Teaching American History in South Carolina provides professional development support to teachers by offering a series of 10-day summer institutes that take place in three regions of the state (Pee Dee, Upstate, and Midlands). A history professor, or master scholar, leads the course, providing content instruction in American history. Participants also take part in master teacher workshops and cultural institution presentations. Class takes place at a variety of local museums, libraries, and historic sites across the state. All activities utilize local primary source materials or objects relating to the periods or themes being studied. Participants conduct primary source research that will be used to create original lessons. During the fall and winter months, teachers receive continuous research support to develop curriculum-based lessons based upon their experiences during the institutes. Much of this research support is aimed at identifying local primary sources (and cultural resources in general) for use in the classroom.

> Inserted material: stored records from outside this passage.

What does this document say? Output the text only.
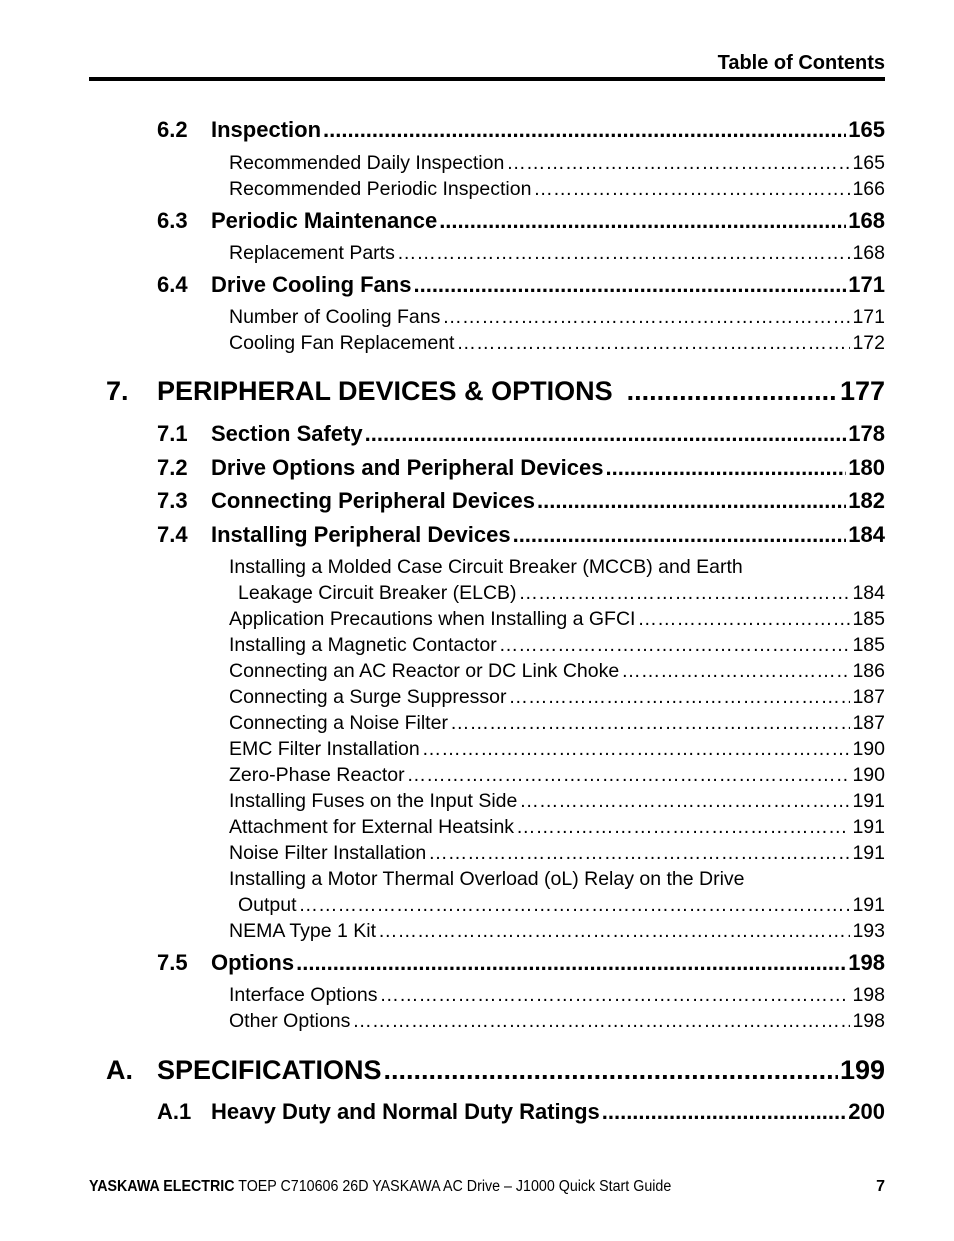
Table of Contents
6.2	Inspection .....	165
Recommended Daily Inspection ……………………………………………………………………………………………………………………………………………………………………………………………………………………	165
Recommended Periodic Inspection ……………………………………………………………………………………………………………………………………………………………………………………………………………………	166
6.3	Periodic Maintenance .....	168
Replacement Parts ……………………………………………………………………………………………………………………………………………………………………………………………………………………	168
6.4	Drive Cooling Fans .....	171
Number of Cooling Fans ……………………………………………………………………………………………………………………………………………………………………………………………………………………	171
Cooling Fan Replacement ……………………………………………………………………………………………………………………………………………………………………………………………………………………	172
7.	PERIPHERAL DEVICES & OPTIONS .....	177
7.1	Section Safety .....	178
7.2	Drive Options and Peripheral Devices .....	180
7.3	Connecting Peripheral Devices .....	182
7.4	Installing Peripheral Devices .....	184
Installing a Molded Case Circuit Breaker (MCCB) and Earth
Leakage Circuit Breaker (ELCB) ……………………………………………………………………………………………………………………………………………………………………………………………………………………	184
Application Precautions when Installing a GFCI ……………………………………………………………………………………………………………………………………………………………………………………………………………………	185
Installing a Magnetic Contactor ……………………………………………………………………………………………………………………………………………………………………………………………………………………	185
Connecting an AC Reactor or DC Link Choke ……………………………………………………………………………………………………………………………………………………………………………………………………………………	186
Connecting a Surge Suppressor ……………………………………………………………………………………………………………………………………………………………………………………………………………………	187
Connecting a Noise Filter ……………………………………………………………………………………………………………………………………………………………………………………………………………………	187
EMC Filter Installation ……………………………………………………………………………………………………………………………………………………………………………………………………………………	190
Zero-Phase Reactor ……………………………………………………………………………………………………………………………………………………………………………………………………………………	190
Installing Fuses on the Input Side ……………………………………………………………………………………………………………………………………………………………………………………………………………………	191
Attachment for External Heatsink ……………………………………………………………………………………………………………………………………………………………………………………………………………………	191
Noise Filter Installation ……………………………………………………………………………………………………………………………………………………………………………………………………………………	191
Installing a Motor Thermal Overload (oL) Relay on the Drive
Output ……………………………………………………………………………………………………………………………………………………………………………………………………………………	191
NEMA Type 1 Kit ……………………………………………………………………………………………………………………………………………………………………………………………………………………	193
7.5	Options .....	198
Interface Options ……………………………………………………………………………………………………………………………………………………………………………………………………………………	198
Other Options ……………………………………………………………………………………………………………………………………………………………………………………………………………………	198
A. SPECIFICATIONS .....	199
A.1 Heavy Duty and Normal Duty Ratings .....	200
YASKAWA ELECTRIC TOEP C710606 26D YASKAWA AC Drive – J1000 Quick Start Guide	7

Participating teachers from all three regions finally come together for a midyear retreat to share experiences and lesson plans.
 
Who can participate in a TAHSC Summer Institute?
Summer Institutes are open to all South Carolina teachers. Teachers from districts in the Pee Dee, Upstate, and Midlands are especially encouraged to apply. Enrollment for each institute is limited to 20 teachers. Participants are selected according to their professional development needs regarding content knowledge, curriculum alignment, innovative teaching strategies, and assessment practices that will improve student interest and learning in American History.
 
What is the main goal of the project?
The main goal of the project is to help teachers develop innovative teaching techniques through the use of local primary sources and to connect national history to local and regional events, people, and places. The partnerships created through grant activities will live beyond the grant period and foster continued support of teacher development and improved student achievement in American history.